Wall Street won’t be relaxing its chokehold on metro Atlanta’s housing market any time soon. From Georgia’s statehouse to the nation’s Capitol, the political will to rein in powerful corporate landlords just isn’t strong enough right now.
Atlanta is one of the top housing markets nationally that investment funds have targeted since the 2008 housing crisis. Institutional investors make up over a third of recent single-family home purchases in metro Atlanta. In fact, three corporate landlords alone own almost 11% of the city’s single-family rental market — over 19,000 homes — according to a recent study from Georgia State University and Rutgers University researchers.
But that doesn’t mean policymakers have to sit back and watch as deep-pocketed investors, often camouflaged by layers of shell companies, buy up scores of entry-level homes and affordably priced apartment complexes, driving up Atlantans’ housing costs and pushing the American Dream of homeownership further out of reach.
“Private equity poses a real problem,” Democratic U.S. Sen. Raphael Warnock told Atlanta Civic Circle in a statement. “A home to them is just a row on a spreadsheet tracking shareholder returns.”
Despite the concerns he expressed, Warnock didn’t point to any direct solutions.

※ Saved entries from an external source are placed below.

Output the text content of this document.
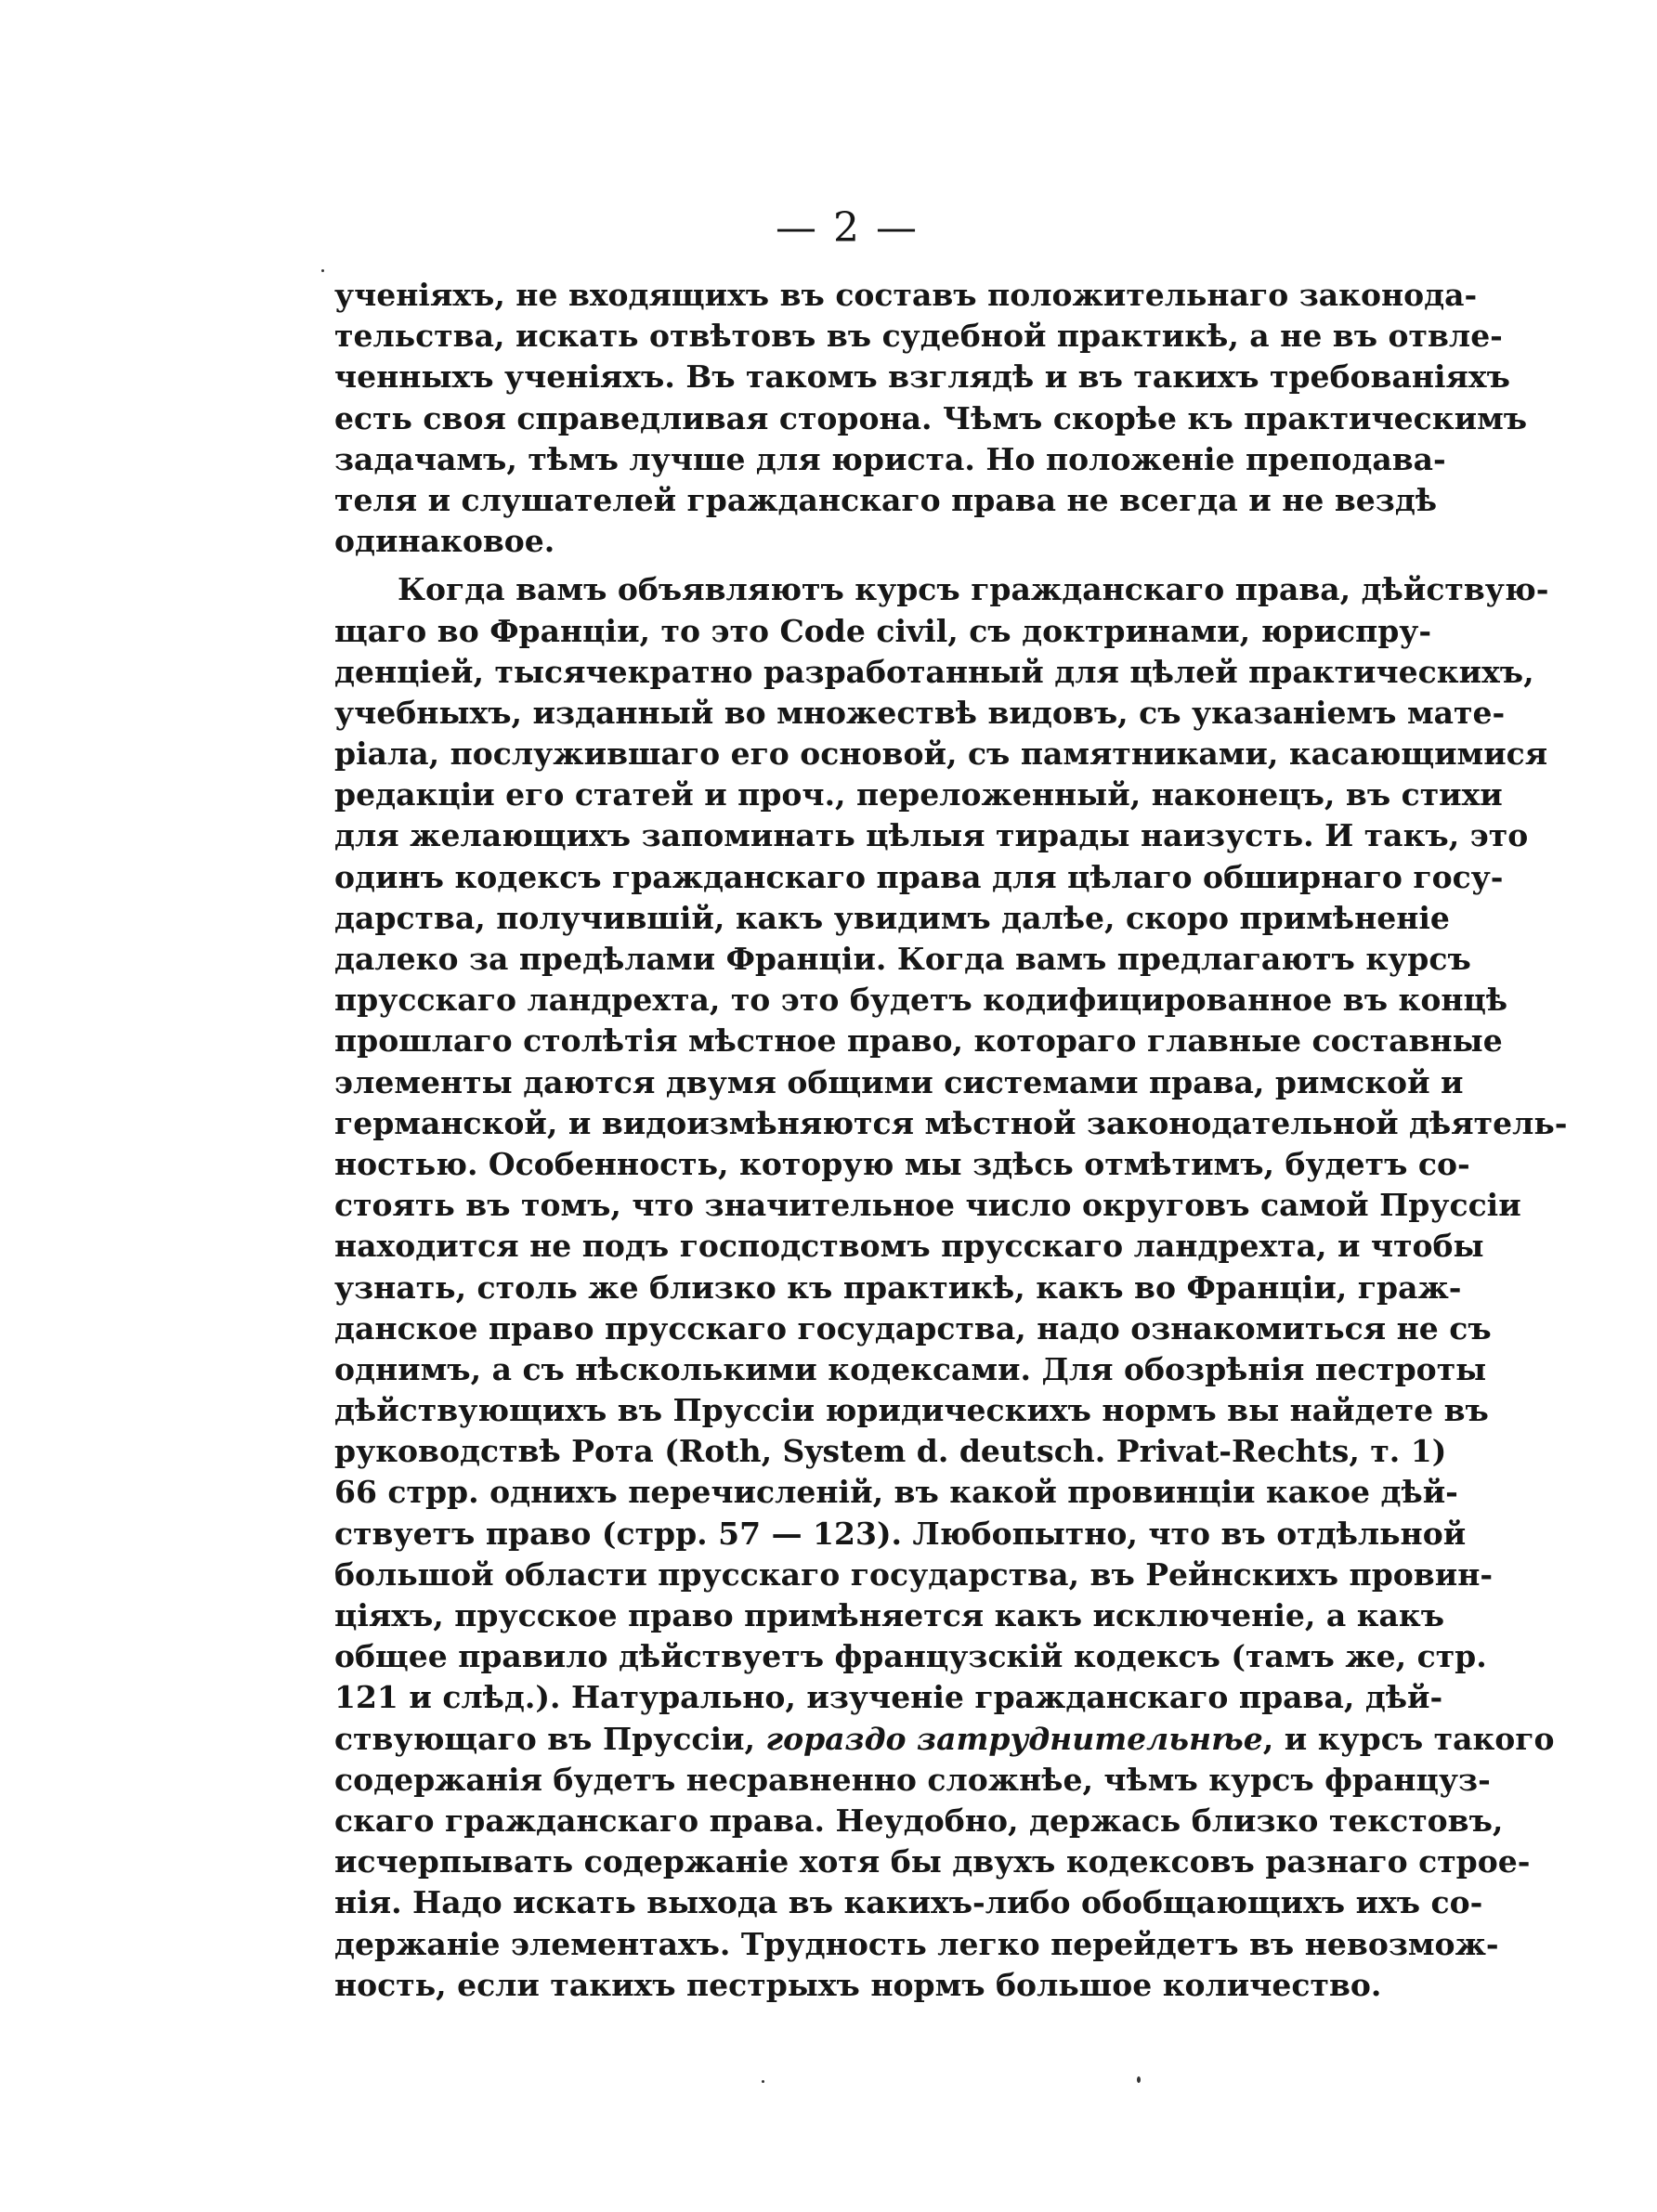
— 2 —
ученіяхъ, не входящихъ въ составъ положительнаго законода-
тельства, искать отвѣтовъ въ судебной практикѣ, а не въ отвле-
ченныхъ ученіяхъ. Въ такомъ взглядѣ и въ такихъ требованіяхъ
есть своя справедливая сторона. Чѣмъ скорѣе къ практическимъ
задачамъ, тѣмъ лучше для юриста. Но положеніе преподава-
теля и слушателей гражданскаго права не всегда и не вездѣ
одинаковое.
Когда вамъ объявляютъ курсъ гражданскаго права, дѣйствую-
щаго во Франціи, то это Code civil, съ доктринами, юриспру-
денціей, тысячекратно разработанный для цѣлей практическихъ,
учебныхъ, изданный во множествѣ видовъ, съ указаніемъ мате-
ріала, послужившаго его основой, съ памятниками, касающимися
редакціи его статей и проч., переложенный, наконецъ, въ стихи
для желающихъ запоминать цѣлыя тирады наизусть. И такъ, это
одинъ кодексъ гражданскаго права для цѣлаго обширнаго госу-
дарства, получившій, какъ увидимъ далѣе, скоро примѣненіе
далеко за предѣлами Франціи. Когда вамъ предлагаютъ курсъ
прусскаго ландрехта, то это будетъ кодифицированное въ концѣ
прошлаго столѣтія мѣстное право, котораго главные составные
элементы даются двумя общими системами права, римской и
германской, и видоизмѣняются мѣстной законодательной дѣятель-
ностью. Особенность, которую мы здѣсь отмѣтимъ, будетъ со-
стоять въ томъ, что значительное число округовъ самой Пруссіи
находится не подъ господствомъ прусскаго ландрехта, и чтобы
узнать, столь же близко къ практикѣ, какъ во Франціи, граж-
данское право прусскаго государства, надо ознакомиться не съ
однимъ, а съ нѣсколькими кодексами. Для обозрѣнія пестроты
дѣйствующихъ въ Пруссіи юридическихъ нормъ вы найдете въ
руководствѣ Рота (Roth, System d. deutsch. Privat-Rechts, т. 1)
66 стрр. однихъ перечисленій, въ какой провинціи какое дѣй-
ствуетъ право (стрр. 57 — 123). Любопытно, что въ отдѣльной
большой области прусскаго государства, въ Рейнскихъ провин-
ціяхъ, прусское право примѣняется какъ исключеніе, а какъ
общее правило дѣйствуетъ французскій кодексъ (тамъ же, стр.
121 и слѣд.). Натурально, изученіе гражданскаго права, дѣй-
ствующаго въ Пруссіи, гораздо затруднительнѣе, и курсъ такого
содержанія будетъ несравненно сложнѣе, чѣмъ курсъ француз-
скаго гражданскаго права. Неудобно, держась близко текстовъ,
исчерпывать содержаніе хотя бы двухъ кодексовъ разнаго строе-
нія. Надо искать выхода въ какихъ-либо обобщающихъ ихъ со-
держаніе элементахъ. Трудность легко перейдетъ въ невозмож-
ность, если такихъ пестрыхъ нормъ большое количество.
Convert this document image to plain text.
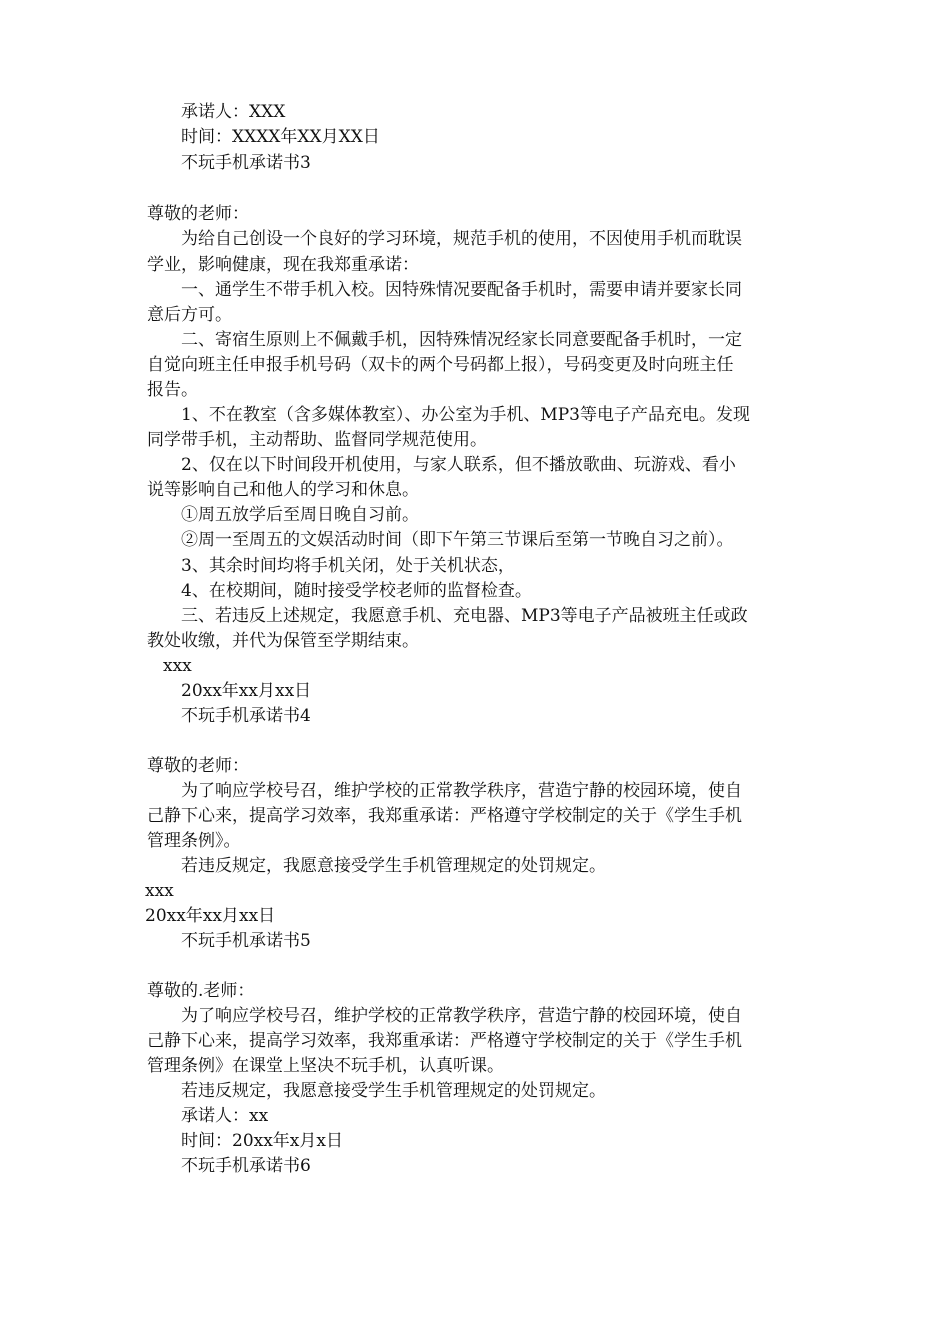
承诺人：XXX
时间：XXXX年XX月XX日
不玩手机承诺书3
尊敬的老师：
为给自己创设一个良好的学习环境，规范手机的使用，不因使用手机而耽误
学业，影响健康，现在我郑重承诺：
一、通学生不带手机入校。因特殊情况要配备手机时，需要申请并要家长同
意后方可。
二、寄宿生原则上不佩戴手机，因特殊情况经家长同意要配备手机时，一定
自觉向班主任申报手机号码（双卡的两个号码都上报），号码变更及时向班主任
报告。
1、不在教室（含多媒体教室）、办公室为手机、MP3等电子产品充电。发现
同学带手机，主动帮助、监督同学规范使用。
2、仅在以下时间段开机使用，与家人联系，但不播放歌曲、玩游戏、看小
说等影响自己和他人的学习和休息。
①周五放学后至周日晚自习前。
②周一至周五的文娱活动时间（即下午第三节课后至第一节晚自习之前）。
3、其余时间均将手机关闭，处于关机状态，
4、在校期间，随时接受学校老师的监督检查。
三、若违反上述规定，我愿意手机、充电器、MP3等电子产品被班主任或政
教处收缴，并代为保管至学期结束。
xxx
20xx年xx月xx日
不玩手机承诺书4
尊敬的老师：
为了响应学校号召，维护学校的正常教学秩序，营造宁静的校园环境，使自
己静下心来，提高学习效率，我郑重承诺：严格遵守学校制定的关于《学生手机
管理条例》。
若违反规定，我愿意接受学生手机管理规定的处罚规定。
xxx
20xx年xx月xx日
不玩手机承诺书5
尊敬的.老师：
为了响应学校号召，维护学校的正常教学秩序，营造宁静的校园环境，使自
己静下心来，提高学习效率，我郑重承诺：严格遵守学校制定的关于《学生手机
管理条例》在课堂上坚决不玩手机，认真听课。
若违反规定，我愿意接受学生手机管理规定的处罚规定。
承诺人：xx
时间：20xx年x月x日
不玩手机承诺书6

Georgia presents especially appealing opportunities for giant real estate investment funds thanks to state laws that make the eviction process fast and easy for landlords to navigate — and to exploit.
“In Georgia, regardless of the condition of a place, you have to pay rent,” Michael Waller, executive director for the Georgia Appleseed Center for Law and Justice, said in an interview. “The place could be a terrible place to live. There could be a slumlord not living up to their obligations under the lease and under the law. But you still have to pay your rent or you’ll be evicted.”